A group of civil rights and social activists in Wheeling confronted officials at WWVA two years ago after hearing the weekly program "Dissident Voices," produced by white supremacist William Pierce. One show promoted Holocaust denial, and another was a "really hateful" attack on Martin Luther King Jr., according to Patricia Jacobson, a member of what became the Citizens' Task Force Against Hate.

Larry Anderson, WWVA vice president and general manager, said he had been unaware of Pierce's agenda and that early broadcasts of the program were "squeaky clean."

After meeting with the task force and listening to Pierce's later shows, Anderson said he let the program's contract expire.

The station also offered task force members free air time each day for a month to respond with their own message. The task force asked Kline and his wife, Carrie, to fill the slot with interviews they had conducted for a local oral history project.
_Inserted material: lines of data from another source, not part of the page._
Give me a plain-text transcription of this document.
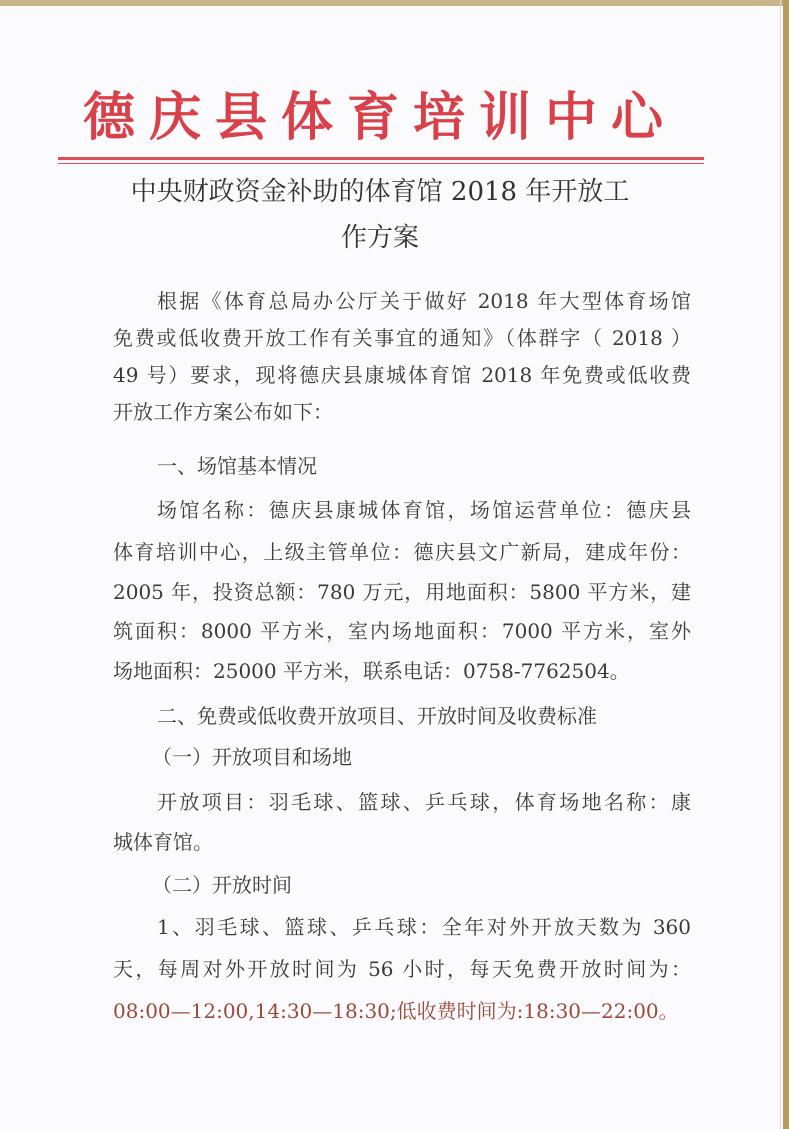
德庆县体育培训中心
中央财政资金补助的体育馆 2018 年开放工
作方案
根据《体育总局办公厅关于做好 2018 年大型体育场馆
免费或低收费开放工作有关事宜的通知》（体群字（ 2018 ）
49 号）要求，现将德庆县康城体育馆 2018 年免费或低收费
开放工作方案公布如下：
一、场馆基本情况
场馆名称：德庆县康城体育馆，场馆运营单位：德庆县
体育培训中心，上级主管单位：德庆县文广新局，建成年份：
2005 年，投资总额：780 万元，用地面积：5800 平方米，建
筑面积：8000 平方米，室内场地面积：7000 平方米，室外
场地面积：25000 平方米，联系电话：0758-7762504。
二、免费或低收费开放项目、开放时间及收费标准
（一）开放项目和场地
开放项目：羽毛球、篮球、乒乓球，体育场地名称：康
城体育馆。
（二）开放时间
1、羽毛球、篮球、乒乓球：全年对外开放天数为 360
天，每周对外开放时间为 56 小时，每天免费开放时间为：
08:00—12:00,14:30—18:30;低收费时间为:18:30—22:00。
"We wanted to produce something that wouldn't be preachy but would give the audience listening to this hate stuff information on how you could live together with differences," Jacobson said. "It wasn't all happiness and light, but we wanted people to know there's discrimination and how it hurts people."

Although the station offered to continue the free spots, Kline said he couldn't get funding to produce more interviews.

More recently, Capital District Communities Against Hate, a group of clergy, civil rights leaders and social activists in Albany, N.Y., held a vigil in front of radio station WGY last spring to protest remarks made by talk show host Mark Williams that equated Palestinians with "tree-swinging savages."

Williams has said the reference was specifically to Yasser Arafat and the Palestine Liberation Organization, not all Palestinians. But some listeners heard his comments as directed to all Muslims, and they took particular offense at what they said was Williams' harsh treatment of a 14-year-old Muslim girl who called in on the air.

Group members said they met several times with station officials and eventually received copies of the station's talk show policy and promises to apologize to those offended by the remarks about Islam.

"We're not trying to censor anybody," said the Rev. Robert Lamar, a Presbyterian minister and executive director of the Capital Area Council of Churches. "We're trying to encourage responsibility."